Stay Sharp (and Safe) - How To Maintain Your Knives

How To Maintain Your Knives to Stay Sharp and Safe 

Maintaining your knives takes a little time and effort, but it will pay dividends in the long run. If you keep them sharp, clean and protected from damage, a good set of kitchen knives will last a lifetime. You paid a lot of money for those knives, so protect your investment! 

A sharp knife edge makes cutting and slicing easier and more accurate. Sharp knives are also safer: you need to apply more pressure with a dull blade, which will tend to slip and so increase the chance of injury. 

Honing and Sharpening 

Honing 

Honing and sharpening are not the same thing. Honing is what you should do every time you start a task – running the knife edge over a honing (or sharpening) steel a few times. Doing this maintains an edge that’s already sharp. All you are doing is realigning the edge of the blade, not filing away the metal. 

It’s an easy technique once you’ve got the hang of it. Hold the steel vertically in one hand and, with your knife in the other hand, slide the blade down and across the steel at a 15-degree angle. Repeat this a few times, alternating sides. 

Your honing steel – not including the handle - should be a bit longer than your longest knife. 

Sharpening 

Over time even the best maintained knives lose their edge, become dull, and have to be sharpened. Sharpening means removing a small amount of material from the knife’s edge. This can be done professionally by a sharpening service, knife sharpeners or a sharpening stone. 

Conventional wet stones have a coarse surface on one side and a fine surface on the other. The technique for using a sharpening stone rather depends on the type of stone you have; just follow the manufacturer’s instructions. 

Storage 

Let’s get this out of way immediately: do not keep your knives loose in a kitchen drawer! This is dangerous both for your knives and your fingers. 

Knife Blocks 

A knife blocks are popular and it’s easy to see why: they look attractive and your knives are easily accessible. 

But knife blocks take up valuable counter space, there may not be spaces for all your knives and they can dull knife blades through contact with the wood. Also, you can’t easily identify which knife is which until you take one out. 

Magnetic Knife Strips 

A wall-mounted magnetic knife strip solves all these problems at a stroke, and it’s probably cheaper. Just fix it to your kitchen wall in a handy location. These don’t work, however, with ceramic knives. 

If you really have no option but to store your knives in a drawer, then inexpensive plastic knife guards are the way to go. 

If you have to carry your knives from place to place there are knife bags (also called knife rolls) on the market for as many or few knives as you need to transport.

Cleaning 

Another piece of essential advice: whenever possible, don't put your knives in the dishwasher! Even if your knives are “dishwasher safe” the jostling action of the machine will dull the blades over time. 
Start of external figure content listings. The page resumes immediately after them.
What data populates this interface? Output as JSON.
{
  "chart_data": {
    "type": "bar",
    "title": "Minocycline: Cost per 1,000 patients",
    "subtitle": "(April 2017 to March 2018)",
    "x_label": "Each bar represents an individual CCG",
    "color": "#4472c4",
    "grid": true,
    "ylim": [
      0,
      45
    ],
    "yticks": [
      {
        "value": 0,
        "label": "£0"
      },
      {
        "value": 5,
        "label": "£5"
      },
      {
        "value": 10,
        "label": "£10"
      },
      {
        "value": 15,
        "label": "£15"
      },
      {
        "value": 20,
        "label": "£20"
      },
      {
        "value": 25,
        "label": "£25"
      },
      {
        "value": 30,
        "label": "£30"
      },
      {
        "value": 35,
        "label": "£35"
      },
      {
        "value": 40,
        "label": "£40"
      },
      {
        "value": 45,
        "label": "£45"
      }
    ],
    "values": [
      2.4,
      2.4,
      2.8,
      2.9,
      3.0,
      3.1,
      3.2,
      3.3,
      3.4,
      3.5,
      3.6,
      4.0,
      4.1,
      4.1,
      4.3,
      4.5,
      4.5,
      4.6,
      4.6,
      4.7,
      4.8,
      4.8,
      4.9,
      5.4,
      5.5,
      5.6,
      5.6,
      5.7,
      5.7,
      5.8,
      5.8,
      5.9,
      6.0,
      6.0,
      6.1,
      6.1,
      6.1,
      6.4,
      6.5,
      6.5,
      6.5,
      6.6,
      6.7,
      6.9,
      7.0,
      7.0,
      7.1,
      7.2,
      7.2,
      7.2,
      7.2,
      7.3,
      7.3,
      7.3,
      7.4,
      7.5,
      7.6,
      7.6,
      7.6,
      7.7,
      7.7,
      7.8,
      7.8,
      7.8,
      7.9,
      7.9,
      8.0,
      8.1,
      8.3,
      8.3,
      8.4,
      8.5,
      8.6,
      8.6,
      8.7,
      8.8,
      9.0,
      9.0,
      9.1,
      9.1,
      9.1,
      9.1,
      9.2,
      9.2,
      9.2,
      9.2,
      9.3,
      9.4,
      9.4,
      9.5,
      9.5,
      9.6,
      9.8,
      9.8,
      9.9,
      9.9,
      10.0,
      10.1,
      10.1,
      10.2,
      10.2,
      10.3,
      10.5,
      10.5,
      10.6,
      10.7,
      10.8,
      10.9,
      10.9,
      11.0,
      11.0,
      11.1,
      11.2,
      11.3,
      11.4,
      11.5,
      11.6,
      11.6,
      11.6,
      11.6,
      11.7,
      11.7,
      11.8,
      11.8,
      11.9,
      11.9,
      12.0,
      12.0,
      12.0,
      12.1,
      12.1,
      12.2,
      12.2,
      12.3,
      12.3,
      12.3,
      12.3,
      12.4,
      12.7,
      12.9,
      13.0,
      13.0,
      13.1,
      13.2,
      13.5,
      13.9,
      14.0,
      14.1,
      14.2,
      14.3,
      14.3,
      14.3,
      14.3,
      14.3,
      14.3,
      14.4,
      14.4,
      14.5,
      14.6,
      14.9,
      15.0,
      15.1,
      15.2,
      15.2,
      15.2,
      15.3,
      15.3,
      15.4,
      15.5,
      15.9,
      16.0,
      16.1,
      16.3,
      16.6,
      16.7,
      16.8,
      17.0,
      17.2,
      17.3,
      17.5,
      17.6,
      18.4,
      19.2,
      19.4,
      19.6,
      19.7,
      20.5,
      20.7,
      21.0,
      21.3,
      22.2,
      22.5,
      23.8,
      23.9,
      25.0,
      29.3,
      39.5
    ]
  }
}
Clean your knives each time after use. Hand-wash with warm soapy water, rinse, then sanitize.

Carbon steel knives are notoriously high maintenance. They rust easily and have to be wiped frequently, especially if exposed to anything acidic. Some discolouration is inevitable and acceptable. Rub them down with mineral oil regularly. 

Proper usage of knives 

If you’ve learnt good knife skills you already know most of what there is to know about the proper usage of knives. A good cutting technique uses as little pressure as possible; the weight of the knife should do most of the work. Understanding your knives ensures that you’ll use the right knife for the right job – no hacking at bones with your chef’s knife, please! 

Cutting Boards: Wooden cutting boards are the kindest to knife edges. Plastic boards are less kind, but not disastrously so. Just don’t use your countertop to cut items on. This will do neither your knife – nor your countertop - any favours.